Enhanced cold tolerance in grapevine calli mediated by VaMIEL1 and VaMYB4a interactions through the CBF-COR signaling pathway. (A) Cold stress phenotypes of grapevine calli overexpressing VaMIEL1, VaMYB4a, or coexpressing both. Calli were cultured at 25°C for 10 days prior to exposure to chilling stress at 10°C for 20 days. Scale bars = 1 cm. (B) Fresh weight of UT, VaMIEL1-OE, VaMYB4a-OE, and coexpressed VaMIEL1-OE/VaMYB4a-OE grapevine calli after cold treatment at 10°C. (C) Detection of O₂^·- and H₂O₂ in UT, VaMIEL1-OE, VaMYB4a-OE, and VaMIEL1-OE/VaMYB4a-OE calli using NBT and DAB staining. Calli were cold treated at 4°C for 3 days. Bars = 1 mm.

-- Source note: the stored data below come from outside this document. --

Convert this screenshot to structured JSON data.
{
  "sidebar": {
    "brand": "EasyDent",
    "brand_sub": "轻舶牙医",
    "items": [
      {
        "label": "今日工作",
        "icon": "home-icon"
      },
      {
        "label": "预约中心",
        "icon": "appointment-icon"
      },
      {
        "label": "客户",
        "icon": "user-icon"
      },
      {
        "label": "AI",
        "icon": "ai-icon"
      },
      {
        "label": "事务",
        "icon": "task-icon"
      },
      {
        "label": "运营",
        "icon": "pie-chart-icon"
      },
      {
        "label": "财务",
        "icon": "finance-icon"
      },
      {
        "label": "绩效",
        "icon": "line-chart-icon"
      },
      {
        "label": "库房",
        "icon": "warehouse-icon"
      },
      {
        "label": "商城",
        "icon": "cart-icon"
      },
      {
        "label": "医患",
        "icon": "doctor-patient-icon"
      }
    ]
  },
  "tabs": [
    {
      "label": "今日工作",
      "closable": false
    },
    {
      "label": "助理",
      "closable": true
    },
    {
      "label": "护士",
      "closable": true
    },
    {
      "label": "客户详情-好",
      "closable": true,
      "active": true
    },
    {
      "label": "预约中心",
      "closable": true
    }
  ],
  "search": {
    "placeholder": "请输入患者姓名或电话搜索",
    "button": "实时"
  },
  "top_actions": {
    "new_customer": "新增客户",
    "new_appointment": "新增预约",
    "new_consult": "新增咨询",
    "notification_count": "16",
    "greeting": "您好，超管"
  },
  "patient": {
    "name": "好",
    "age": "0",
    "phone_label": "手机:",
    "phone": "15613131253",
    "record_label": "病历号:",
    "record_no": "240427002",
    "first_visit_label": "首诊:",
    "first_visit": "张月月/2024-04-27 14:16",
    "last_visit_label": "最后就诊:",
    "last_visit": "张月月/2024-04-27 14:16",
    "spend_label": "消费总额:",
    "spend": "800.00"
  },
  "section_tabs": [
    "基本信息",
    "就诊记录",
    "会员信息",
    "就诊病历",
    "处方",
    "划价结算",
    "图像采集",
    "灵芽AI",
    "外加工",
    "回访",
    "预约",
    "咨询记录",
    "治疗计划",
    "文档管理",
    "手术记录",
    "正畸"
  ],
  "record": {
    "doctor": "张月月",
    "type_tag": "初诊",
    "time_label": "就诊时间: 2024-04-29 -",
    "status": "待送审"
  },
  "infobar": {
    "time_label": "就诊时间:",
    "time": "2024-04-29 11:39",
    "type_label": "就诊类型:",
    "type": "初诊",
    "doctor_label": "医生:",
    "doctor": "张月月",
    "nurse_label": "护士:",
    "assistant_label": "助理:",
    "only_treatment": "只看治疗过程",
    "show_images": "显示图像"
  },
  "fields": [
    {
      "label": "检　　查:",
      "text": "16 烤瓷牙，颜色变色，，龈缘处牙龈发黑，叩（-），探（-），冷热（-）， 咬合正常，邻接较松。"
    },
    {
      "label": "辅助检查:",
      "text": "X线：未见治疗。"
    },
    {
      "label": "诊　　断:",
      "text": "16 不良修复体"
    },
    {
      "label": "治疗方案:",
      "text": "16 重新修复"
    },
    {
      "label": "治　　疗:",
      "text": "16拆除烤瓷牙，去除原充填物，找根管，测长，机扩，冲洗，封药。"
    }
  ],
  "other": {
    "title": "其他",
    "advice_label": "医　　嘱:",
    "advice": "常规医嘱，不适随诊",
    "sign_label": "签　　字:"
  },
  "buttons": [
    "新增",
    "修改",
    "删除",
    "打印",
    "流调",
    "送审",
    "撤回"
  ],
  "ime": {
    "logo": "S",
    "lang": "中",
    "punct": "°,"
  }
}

The images were digitally extracted for visual comparison. (D) Quantification of Pro content, MDA content, SOD activity, and POD activity in transgenic calli maintained under control conditions (25°C) or exposed to cold stress (4°C) for 3 days. (E) Expression levels of cold-regulated genes in the CBF-COR pathway in transgenic calli under control (25°C) or after exposure to cold stress (4°C) for 3 and 12 h. Data represent the mean ± SD of three independent experiments. Statistical significance was determined using one-way ANOVA followed by post hoc Tukey test (^*P < 0.05, ^**P < 0.01).

Figure 8

Working model of the VaMIEL1-VaMYB4a module in response to cold stress in grapevine. Under normal temperature conditions (left panel), VaMIEL1 is highly expressed and promotes the degradation of VaMYB4a via the 26S proteasome pathway, leading to a suppression of CBF transcription. Consequently, the antioxidant enzyme levels (SOD, POD) remain at normal levels, and ROS are maintained at a steady state. Cold-responsive (COR) genes are not activated, and cold tolerance is not induced. Under cold stress conditions (right panel), VaMIEL1 expression is downregulated, reducing VaMYB4a ubiquitination and allowing its accumulation. The stabilized VaMYB4a binds to the CBF promoter, activating its expression. Increased CBF levels lead to the induction of downstream COR genes, enhancing cold tolerance. Additionally, the upregulation of SOD and POD contributes to ROS scavenging, further improving stress adaptation. The black arrows represent inducible expression, while flat-ended lines indicate inhibition. Red and blue arrows denote changes in enzyme activity and expression levels, respectively. The red ‘X’ indicates inhibited regulation, and Ub denotes ubiquitination modifications.